I connect with that last quote and said as much some paragraphs earlier. But at the same time I must wonder what message does backing down send? Many of us have heard over and over again from leaders within the Christian community that "this is what we believe and this is what we must stand firm on and defend." So when the average Joe Christian's feet is put to the fire and he is called a bigot and worse for not supporting homosexual marriage, why should he do anything different but take a similar tact of appeasement and just go away? And why shouldn't those in the media who turned up the flames this go round just use this as precedent in the future to defeat any Christian leadership?
Eventually this will not be the reputation of your pastor down the line. It will be your church's tax status. Then it will be a government official in attendance as a hall monitor to regulate "hate speech" from your pastor.
There is one last thing. There is a possibility that the Obama inaugural team back tracked on their invitation, but allowed Giglio to withdraw so that it would arguably save face for both parties involved.

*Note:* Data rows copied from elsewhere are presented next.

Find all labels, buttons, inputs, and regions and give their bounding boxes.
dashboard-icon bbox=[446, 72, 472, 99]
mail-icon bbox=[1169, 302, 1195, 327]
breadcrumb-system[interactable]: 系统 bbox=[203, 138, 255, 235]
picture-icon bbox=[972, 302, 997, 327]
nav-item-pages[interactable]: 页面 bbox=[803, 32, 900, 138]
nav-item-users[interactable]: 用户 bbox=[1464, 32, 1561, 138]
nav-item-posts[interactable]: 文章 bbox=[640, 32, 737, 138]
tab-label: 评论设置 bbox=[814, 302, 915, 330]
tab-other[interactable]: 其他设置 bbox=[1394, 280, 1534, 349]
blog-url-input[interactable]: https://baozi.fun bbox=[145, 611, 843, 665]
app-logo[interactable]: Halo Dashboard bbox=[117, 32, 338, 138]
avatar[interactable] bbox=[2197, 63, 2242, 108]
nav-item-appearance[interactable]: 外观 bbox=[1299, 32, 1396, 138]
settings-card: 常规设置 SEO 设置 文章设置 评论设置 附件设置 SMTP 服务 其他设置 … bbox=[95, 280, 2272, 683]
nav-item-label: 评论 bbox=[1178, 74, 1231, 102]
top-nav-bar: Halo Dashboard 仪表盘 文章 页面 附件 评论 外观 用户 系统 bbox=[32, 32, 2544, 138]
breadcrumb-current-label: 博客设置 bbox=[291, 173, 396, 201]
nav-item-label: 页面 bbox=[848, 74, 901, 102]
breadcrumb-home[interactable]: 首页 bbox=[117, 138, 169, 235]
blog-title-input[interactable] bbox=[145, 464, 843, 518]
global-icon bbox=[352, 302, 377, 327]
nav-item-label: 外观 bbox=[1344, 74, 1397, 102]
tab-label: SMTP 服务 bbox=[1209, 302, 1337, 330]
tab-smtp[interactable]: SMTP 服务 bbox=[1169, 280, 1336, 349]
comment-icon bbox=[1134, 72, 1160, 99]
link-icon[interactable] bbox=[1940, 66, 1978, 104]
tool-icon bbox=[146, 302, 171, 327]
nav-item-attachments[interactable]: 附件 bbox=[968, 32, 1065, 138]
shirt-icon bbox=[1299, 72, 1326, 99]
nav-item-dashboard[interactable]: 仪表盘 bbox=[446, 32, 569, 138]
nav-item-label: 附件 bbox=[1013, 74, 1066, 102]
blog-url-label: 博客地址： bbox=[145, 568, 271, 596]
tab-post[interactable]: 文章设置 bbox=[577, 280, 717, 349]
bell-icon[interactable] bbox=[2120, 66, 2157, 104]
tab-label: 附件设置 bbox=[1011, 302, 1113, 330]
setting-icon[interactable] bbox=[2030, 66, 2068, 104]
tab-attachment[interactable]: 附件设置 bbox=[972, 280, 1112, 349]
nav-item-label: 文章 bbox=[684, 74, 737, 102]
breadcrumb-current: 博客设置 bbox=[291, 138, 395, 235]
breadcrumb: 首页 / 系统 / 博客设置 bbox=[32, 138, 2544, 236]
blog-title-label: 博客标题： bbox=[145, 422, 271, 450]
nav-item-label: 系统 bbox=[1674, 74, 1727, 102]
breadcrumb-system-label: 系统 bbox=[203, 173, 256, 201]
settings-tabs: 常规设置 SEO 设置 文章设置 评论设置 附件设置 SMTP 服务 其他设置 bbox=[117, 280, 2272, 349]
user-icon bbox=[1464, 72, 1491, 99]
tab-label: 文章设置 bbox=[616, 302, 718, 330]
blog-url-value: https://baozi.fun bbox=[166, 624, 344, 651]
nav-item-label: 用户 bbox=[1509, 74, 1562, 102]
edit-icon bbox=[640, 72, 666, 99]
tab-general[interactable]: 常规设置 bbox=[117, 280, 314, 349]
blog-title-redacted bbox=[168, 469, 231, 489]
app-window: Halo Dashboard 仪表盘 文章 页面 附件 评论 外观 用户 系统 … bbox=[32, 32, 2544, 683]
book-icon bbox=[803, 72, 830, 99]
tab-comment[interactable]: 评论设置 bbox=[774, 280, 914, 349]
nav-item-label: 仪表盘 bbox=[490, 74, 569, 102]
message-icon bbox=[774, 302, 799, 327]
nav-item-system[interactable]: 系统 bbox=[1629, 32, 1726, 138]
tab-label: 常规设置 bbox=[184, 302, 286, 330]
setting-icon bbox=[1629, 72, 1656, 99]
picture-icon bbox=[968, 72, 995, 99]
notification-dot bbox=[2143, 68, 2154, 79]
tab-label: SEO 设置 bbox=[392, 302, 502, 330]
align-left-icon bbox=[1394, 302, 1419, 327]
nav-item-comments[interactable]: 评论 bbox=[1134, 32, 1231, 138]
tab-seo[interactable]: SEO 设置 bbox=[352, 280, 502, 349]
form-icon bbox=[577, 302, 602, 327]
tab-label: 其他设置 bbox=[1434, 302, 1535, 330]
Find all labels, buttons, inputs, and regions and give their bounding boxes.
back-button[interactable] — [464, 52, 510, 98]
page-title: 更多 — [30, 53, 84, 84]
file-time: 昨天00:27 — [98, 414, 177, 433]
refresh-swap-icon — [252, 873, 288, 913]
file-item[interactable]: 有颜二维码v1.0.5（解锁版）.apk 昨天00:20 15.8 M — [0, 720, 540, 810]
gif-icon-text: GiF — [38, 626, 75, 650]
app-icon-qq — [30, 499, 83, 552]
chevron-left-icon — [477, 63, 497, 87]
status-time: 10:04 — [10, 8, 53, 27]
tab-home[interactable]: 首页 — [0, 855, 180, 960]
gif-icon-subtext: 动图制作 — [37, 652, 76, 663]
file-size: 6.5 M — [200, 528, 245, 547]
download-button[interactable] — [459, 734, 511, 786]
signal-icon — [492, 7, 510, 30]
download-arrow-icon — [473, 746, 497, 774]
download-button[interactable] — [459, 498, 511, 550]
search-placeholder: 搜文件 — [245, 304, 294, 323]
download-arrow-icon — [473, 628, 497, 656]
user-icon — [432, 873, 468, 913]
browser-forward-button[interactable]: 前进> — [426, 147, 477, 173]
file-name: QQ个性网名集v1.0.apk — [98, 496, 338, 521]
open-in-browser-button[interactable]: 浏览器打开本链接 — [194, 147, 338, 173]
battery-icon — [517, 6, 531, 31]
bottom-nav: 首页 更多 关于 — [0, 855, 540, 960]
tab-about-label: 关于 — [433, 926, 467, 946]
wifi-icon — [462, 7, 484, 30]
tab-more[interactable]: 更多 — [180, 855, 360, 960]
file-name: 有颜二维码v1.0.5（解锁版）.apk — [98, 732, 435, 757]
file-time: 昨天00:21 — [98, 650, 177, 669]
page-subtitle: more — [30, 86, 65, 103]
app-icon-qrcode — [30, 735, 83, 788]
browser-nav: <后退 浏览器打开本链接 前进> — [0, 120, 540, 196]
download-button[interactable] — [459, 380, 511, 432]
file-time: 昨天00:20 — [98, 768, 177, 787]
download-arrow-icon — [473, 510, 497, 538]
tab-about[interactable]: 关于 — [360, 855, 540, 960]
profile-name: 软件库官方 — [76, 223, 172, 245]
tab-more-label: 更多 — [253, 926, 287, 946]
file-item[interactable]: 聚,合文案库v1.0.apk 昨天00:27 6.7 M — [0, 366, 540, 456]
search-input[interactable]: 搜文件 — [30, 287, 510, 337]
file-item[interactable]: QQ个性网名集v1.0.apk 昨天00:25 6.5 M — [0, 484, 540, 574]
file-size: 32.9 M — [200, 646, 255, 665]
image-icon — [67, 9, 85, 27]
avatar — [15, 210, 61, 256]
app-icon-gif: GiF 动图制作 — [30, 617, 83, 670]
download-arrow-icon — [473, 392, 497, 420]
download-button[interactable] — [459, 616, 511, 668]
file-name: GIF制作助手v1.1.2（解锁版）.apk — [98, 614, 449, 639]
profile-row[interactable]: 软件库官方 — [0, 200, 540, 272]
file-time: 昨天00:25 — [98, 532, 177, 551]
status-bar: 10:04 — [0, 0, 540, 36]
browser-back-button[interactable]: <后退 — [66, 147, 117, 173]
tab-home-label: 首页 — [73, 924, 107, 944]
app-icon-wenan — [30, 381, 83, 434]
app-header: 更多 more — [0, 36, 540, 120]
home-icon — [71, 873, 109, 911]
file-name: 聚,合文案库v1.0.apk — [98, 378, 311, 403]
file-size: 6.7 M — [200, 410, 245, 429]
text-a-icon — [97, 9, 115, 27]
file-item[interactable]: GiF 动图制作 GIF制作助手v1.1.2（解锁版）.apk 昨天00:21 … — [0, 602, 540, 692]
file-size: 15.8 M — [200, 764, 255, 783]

The Presidential Inaugural Committee issued a statement to cover their tracks making it known that they were "not aware of Pastor Giglio's past comments at the time of his selection." But in noting that Giglio's past sermon did not align itself with the administration's vision for diversity, the selection committee said that the future participant would have beliefs that "reflect this administration's vision of inclusion and acceptance for all Americans." This is simply not possible.
By appeasing the positions of those that made the uproar, the inaugural team simply flip flopped its stance on acceptance. Ed Stetzer of Lifeway Research questions whether mainstream culture is even tolerant of the beliefs of those of faith. What an ironic question.
Were I still working in D.C., I certainly would not feel welcome at the inauguration after one of the leaders of my faith was ousted by the president of my nation. The Obama Administration has created a Twitter hashtag #imthere for the occasion. But based on the assessment of the inaugural committee that members of the Christian faith are not diverse and not accepting, some may suggest we should be tweeting #imnotthere. But I'll overcome my frustration. I'm more encouraged to be tweeting #1Timothy2:1-4 on Inauguration Day.